The corrective measures envisaged or already implemented, the targets for the improvement of each of the indicators, as well as the methods of publication, must be transmitted to the services of the French Minister of Labor. This information is also made available to the social and economic committee in the economic, social, and environmental database (BDESE).

Professional Equity: Gender Diversity in the Directorship of Large Corporations

New Legislation Enacted

In companies with at least 1,000 employees, the law dated December 24, 2021, sets out new obligations in terms of the representation of women and men in management positions. The new system will be implemented in successive steps. As of March 1, 2022, employers falling in the scope of the legislation must publish every year the existing gaps, if any, in the representation of women and men among senior executives and members of management bodies. These gaps will be made public on the website of the Ministry of Labor as of March 1, 2023.

As of March 1, 2026, the proportion of persons of each sex among senior executives and members of management bodies may not be less than 30%. Companies that do not meet this quota will have to publish improvement targets and the corrective measures adopted. As of March 1, 2028, failure to meet this quota may result in a financial penalty being imposed by the authorities. Finally, as of March 1, 2029, this minimum proportion of persons of each sex will be increased to 40%.

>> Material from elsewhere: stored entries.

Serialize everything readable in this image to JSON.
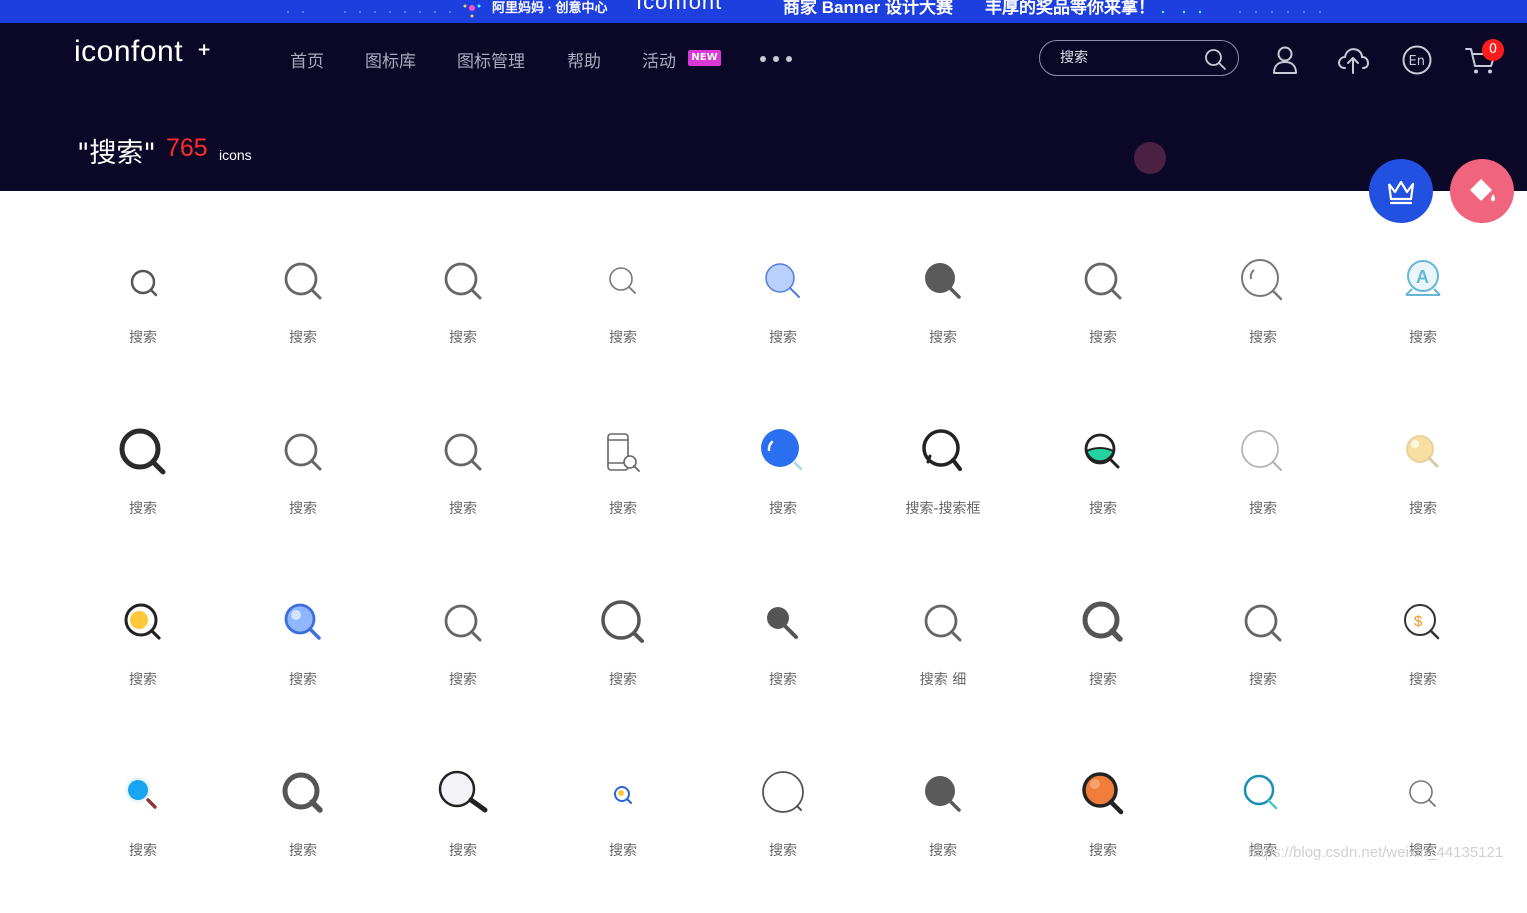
{
  "banner": {
    "text1": "阿里妈妈 · 创意中心",
    "text2": "Iconfont",
    "text3": "商家 Banner 设计大赛",
    "text4": "丰厚的奖品等你来拿！"
  },
  "header": {
    "logo": "iconfont",
    "nav": [
      "首页",
      "图标库",
      "图标管理",
      "帮助",
      "活动"
    ],
    "new_badge": "NEW",
    "search_placeholder": "搜索",
    "cart_count": "0"
  },
  "result": {
    "title": "\"搜索\"",
    "count": "765",
    "unit": "icons"
  },
  "icons": [
    {
      "label": "搜索",
      "icon": "search-outline-small"
    },
    {
      "label": "搜索",
      "icon": "search-outline"
    },
    {
      "label": "搜索",
      "icon": "search-outline"
    },
    {
      "label": "搜索",
      "icon": "search-thin-small"
    },
    {
      "label": "搜索",
      "icon": "search-light-blue"
    },
    {
      "label": "搜索",
      "icon": "search-filled-gray"
    },
    {
      "label": "搜索",
      "icon": "search-outline"
    },
    {
      "label": "搜索",
      "icon": "search-thin-large"
    },
    {
      "label": "搜索",
      "icon": "search-letter-a"
    },
    {
      "label": "搜索",
      "icon": "search-bold-black"
    },
    {
      "label": "搜索",
      "icon": "search-outline"
    },
    {
      "label": "搜索",
      "icon": "search-outline"
    },
    {
      "label": "搜索",
      "icon": "search-phone"
    },
    {
      "label": "搜索",
      "icon": "search-blue-filled"
    },
    {
      "label": "搜索-搜索框",
      "icon": "search-black-round"
    },
    {
      "label": "搜索",
      "icon": "search-green-half"
    },
    {
      "label": "搜索",
      "icon": "search-light-gray"
    },
    {
      "label": "搜索",
      "icon": "search-yellow-light"
    },
    {
      "label": "搜索",
      "icon": "search-yellow-dot"
    },
    {
      "label": "搜索",
      "icon": "search-blue-outline"
    },
    {
      "label": "搜索",
      "icon": "search-outline"
    },
    {
      "label": "搜索",
      "icon": "search-outline-bold"
    },
    {
      "label": "搜索",
      "icon": "search-filled-small"
    },
    {
      "label": "搜索 细",
      "icon": "search-outline"
    },
    {
      "label": "搜索",
      "icon": "search-bold-gray"
    },
    {
      "label": "搜索",
      "icon": "search-outline"
    },
    {
      "label": "搜索",
      "icon": "search-dollar"
    },
    {
      "label": "搜索",
      "icon": "search-cyan-filled"
    },
    {
      "label": "搜索",
      "icon": "search-bold-gray"
    },
    {
      "label": "搜索",
      "icon": "search-magnifier-large"
    },
    {
      "label": "搜索",
      "icon": "search-tiny-color"
    },
    {
      "label": "搜索",
      "icon": "search-circle-thin"
    },
    {
      "label": "搜索",
      "icon": "search-filled-gray"
    },
    {
      "label": "搜索",
      "icon": "search-orange-filled"
    },
    {
      "label": "搜索",
      "icon": "search-teal-outline"
    },
    {
      "label": "搜索",
      "icon": "search-thin-small"
    }
  ],
  "watermark": "https://blog.csdn.net/weixin_44135121"
}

Protection of Employees Who Have Reported Breaches of Ethical Obligations

Precedential Decision by Judiciary or Regulatory Agency

Author: Guillaume Desmoulin, Partner – Fromont Briens | Littler

The French Supreme Court has rendered an interesting decision regarding the protection granted to an employee who reports illegal acts and behaviors observed in a professional context and, more precisely on the validity of a dismissal notified before the entry into force of the provisions protecting whistleblowers. In the absence of such protection, the dismissal has been declared null and void on the grounds of infringement of the freedom of expression, guaranteed by Article 10 § 1 of the European Convention on Human Rights.

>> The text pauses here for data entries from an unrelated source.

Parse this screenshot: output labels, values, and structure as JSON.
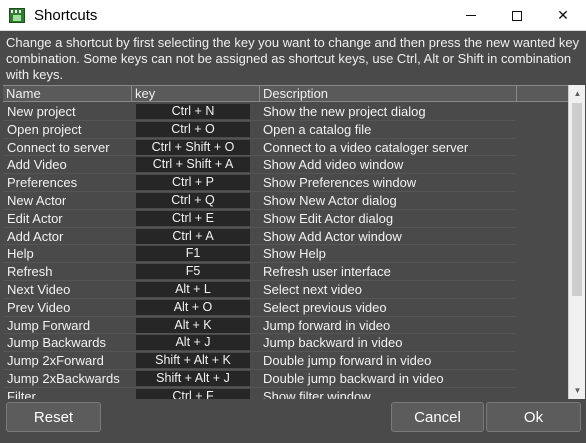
{
  "window": {
    "title": "Shortcuts",
    "minimize": "—",
    "maximize": "☐",
    "close": "✕"
  },
  "instructions": "Change a shortcut by first selecting the key you want to change and then press the new wanted key combination. Some keys can not be assigned as shortcut keys, use Ctrl, Alt or Shift in combination with keys.",
  "table": {
    "headers": {
      "name": "Name",
      "key": "key",
      "description": "Description"
    },
    "rows": [
      {
        "name": "New project",
        "key": "Ctrl + N",
        "description": "Show the new project dialog"
      },
      {
        "name": "Open project",
        "key": "Ctrl + O",
        "description": "Open a catalog file"
      },
      {
        "name": "Connect to server",
        "key": "Ctrl + Shift + O",
        "description": "Connect to a video cataloger server"
      },
      {
        "name": "Add Video",
        "key": "Ctrl + Shift + A",
        "description": "Show Add video window"
      },
      {
        "name": "Preferences",
        "key": "Ctrl + P",
        "description": "Show Preferences window"
      },
      {
        "name": "New Actor",
        "key": "Ctrl + Q",
        "description": "Show New Actor dialog"
      },
      {
        "name": "Edit Actor",
        "key": "Ctrl + E",
        "description": "Show Edit Actor dialog"
      },
      {
        "name": "Add Actor",
        "key": "Ctrl + A",
        "description": "Show Add Actor window"
      },
      {
        "name": "Help",
        "key": "F1",
        "description": "Show Help"
      },
      {
        "name": "Refresh",
        "key": "F5",
        "description": "Refresh user interface"
      },
      {
        "name": "Next Video",
        "key": "Alt + L",
        "description": "Select next video"
      },
      {
        "name": "Prev Video",
        "key": "Alt + O",
        "description": "Select previous video"
      },
      {
        "name": "Jump Forward",
        "key": "Alt + K",
        "description": "Jump forward in video"
      },
      {
        "name": "Jump Backwards",
        "key": "Alt + J",
        "description": "Jump backward in video"
      },
      {
        "name": "Jump 2xForward",
        "key": "Shift + Alt + K",
        "description": "Double jump forward in video"
      },
      {
        "name": "Jump 2xBackwards",
        "key": "Shift + Alt + J",
        "description": "Double jump backward in video"
      },
      {
        "name": "Filter",
        "key": "Ctrl + F",
        "description": "Show filter window"
      }
    ]
  },
  "buttons": {
    "reset": "Reset",
    "cancel": "Cancel",
    "ok": "Ok"
  },
  "scrollbar": {
    "up": "▲",
    "down": "▼",
    "position_fraction": 0.0
  },
  "colors": {
    "background": "#4a4a4a",
    "key_cell": "#262626",
    "text": "#f2f2f2"
  }
}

In 2016, the French Supreme Court had already ruled that the dismissal of an employee for having reported or testified, in good faith, to facts of which he had knowledge in the performance of his duties and which, if established, would be of such a nature as to characterize criminal offenses, is rendered void. The French Supreme Court added in this case that an employee must not suffer any retaliation for having reported breaches of ethical obligations provided for by law or regulation.

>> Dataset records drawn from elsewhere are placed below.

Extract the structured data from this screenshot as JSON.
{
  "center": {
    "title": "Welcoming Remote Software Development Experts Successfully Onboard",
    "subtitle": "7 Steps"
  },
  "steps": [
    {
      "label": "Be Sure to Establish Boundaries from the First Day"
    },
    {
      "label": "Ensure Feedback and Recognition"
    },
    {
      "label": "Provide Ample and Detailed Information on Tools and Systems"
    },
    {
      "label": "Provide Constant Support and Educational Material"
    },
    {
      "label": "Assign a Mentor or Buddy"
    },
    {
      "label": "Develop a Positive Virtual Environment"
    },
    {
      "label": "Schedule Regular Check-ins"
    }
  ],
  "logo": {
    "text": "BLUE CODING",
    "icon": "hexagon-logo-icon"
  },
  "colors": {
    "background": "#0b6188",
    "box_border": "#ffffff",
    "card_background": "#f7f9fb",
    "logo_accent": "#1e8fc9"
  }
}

Sanction for Refusing a Transfer Because of Religious Beliefs

Precedential Decision by Judiciary or Regulatory Agency

In this matter, a cleaning agent had refused his transfer to a cemetery because his religious convictions (Hinduism) forbade him to work in such a place. Citing the employee’s failure to meet his contractual obligations, the employer decided to transfer him to another site for disciplinary reasons and then to dismiss him for this new refusal. The employee invoked the infringement of his religious freedom to request the cancellation of the disciplinary transfer and his dismissal.

The French Supreme Court recalled that, in order to be lawful, restrictions on religious freedom must be justified by the nature of the task to be performed, meet an essential and determining professional requirement and be proportionate to the aim sought. The Court considered that the disciplinary transfer ordered by the employer was justified by an essential and determining professional requirement and proportionate to the aim sought. On the one hand, the mobility clause had been legitimately implemented and, on the other hand, the employer had pronounced a disciplinary sanction allowing the maintenance of the employment relationship by assigning the employee to another cleaning site.